Questions: Bandit Problems (Multi-Armed Bandits)

4 questions to test your understanding

Score: 0 / 4
Question 1 Multiple Choice

In the multi-armed bandit setting, why can't you simply use the Hedge algorithm from the full-information expert problem?

AHedge requires continuous loss values, but bandits only produce binary rewards
BHedge updates weights for ALL experts each round, but in bandits you only observe the reward of the chosen arm — you lack the information to update the weights of unchosen arms
CHedge has higher computational complexity than bandit algorithms
DHedge assumes the losses are adversarial, but bandit problems assume stochastic rewards
Question 2 Multiple Choice

The UCB1 algorithm selects the arm with the highest value of (empirical mean + sqrt(2 * ln(t) / n_i)), where n_i is the number of times arm i has been pulled. What does the second term accomplish?

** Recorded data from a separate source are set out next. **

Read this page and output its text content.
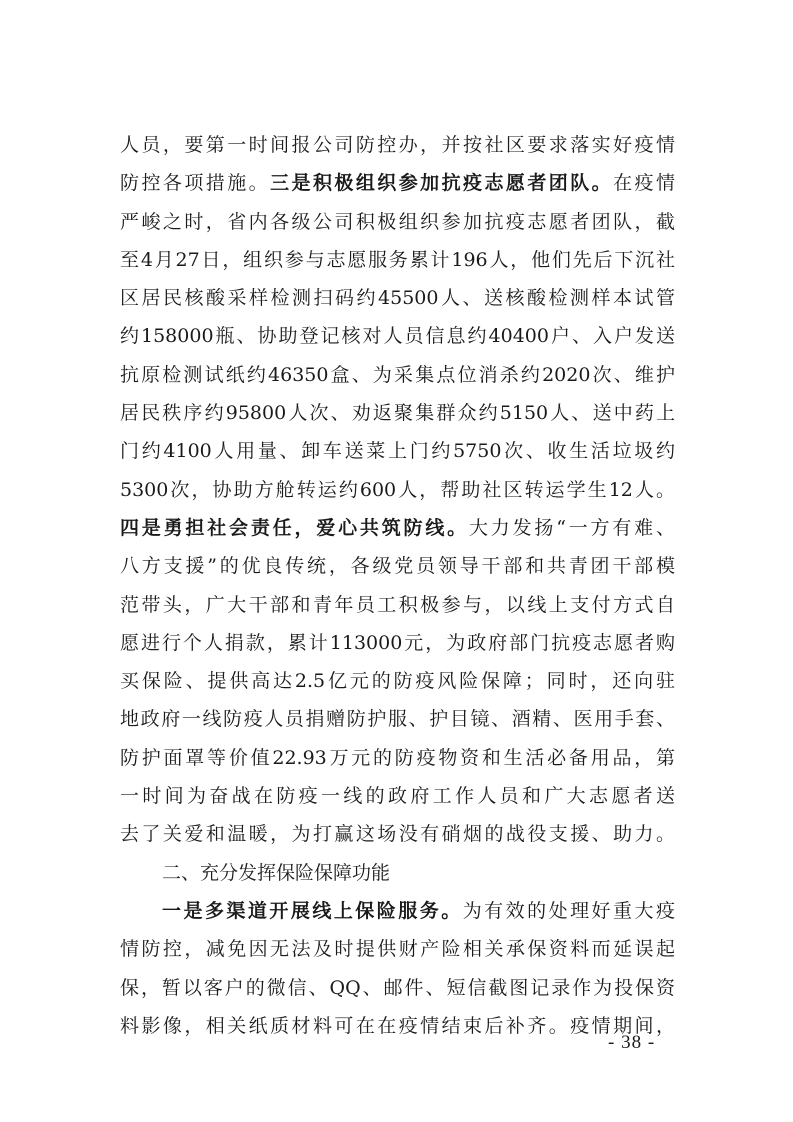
人员，要第一时间报公司防控办，并按社区要求落实好疫情
防控各项措施。三是积极组织参加抗疫志愿者团队。在疫情
严峻之时，省内各级公司积极组织参加抗疫志愿者团队，截
至4月27日，组织参与志愿服务累计196人，他们先后下沉社
区居民核酸采样检测扫码约45500人、送核酸检测样本试管
约158000瓶、协助登记核对人员信息约40400户、入户发送
抗原检测试纸约46350盒、为采集点位消杀约2020次、维护
居民秩序约95800人次、劝返聚集群众约5150人、送中药上
门约4100人用量、卸车送菜上门约5750次、收生活垃圾约
5300次，协助方舱转运约600人，帮助社区转运学生12人。
四是勇担社会责任，爱心共筑防线。大力发扬“一方有难、
八方支援”的优良传统，各级党员领导干部和共青团干部模
范带头，广大干部和青年员工积极参与，以线上支付方式自
愿进行个人捐款，累计113000元，为政府部门抗疫志愿者购
买保险、提供高达2.5亿元的防疫风险保障；同时，还向驻
地政府一线防疫人员捐赠防护服、护目镜、酒精、医用手套、
防护面罩等价值22.93万元的防疫物资和生活必备用品，第
一时间为奋战在防疫一线的政府工作人员和广大志愿者送
去了关爱和温暖，为打赢这场没有硝烟的战役支援、助力。
二、充分发挥保险保障功能
一是多渠道开展线上保险服务。为有效的处理好重大疫
情防控，减免因无法及时提供财产险相关承保资料而延误起
保，暂以客户的微信、QQ、邮件、短信截图记录作为投保资
料影像，相关纸质材料可在在疫情结束后补齐。疫情期间，
- 38 -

AIt adds random noise to encourage exploration in early rounds
BIt is a confidence bonus that is larger for arms that have been pulled fewer times, ensuring that under-explored arms are given a fair chance — implementing 'optimism in the face of uncertainty'
CIt penalizes arms that have been pulled too often to prevent over-exploitation
DIt corrects for the bias in the empirical mean estimate when sample sizes are small
Question 3 True / False

In a stochastic K-armed bandit, the minimax optimal regret is Theta(sqrt(KT)), while in the full-information setting with K experts it is Theta(sqrt(T ln K)). The extra sqrt(K/ln K) factor is the price of partial feedback.

TTrue
FFalse
Question 4 Short Answer

Explain the exploration-exploitation dilemma in bandits and why it does not arise in the full-information expert setting.

Think about your answer, then reveal below.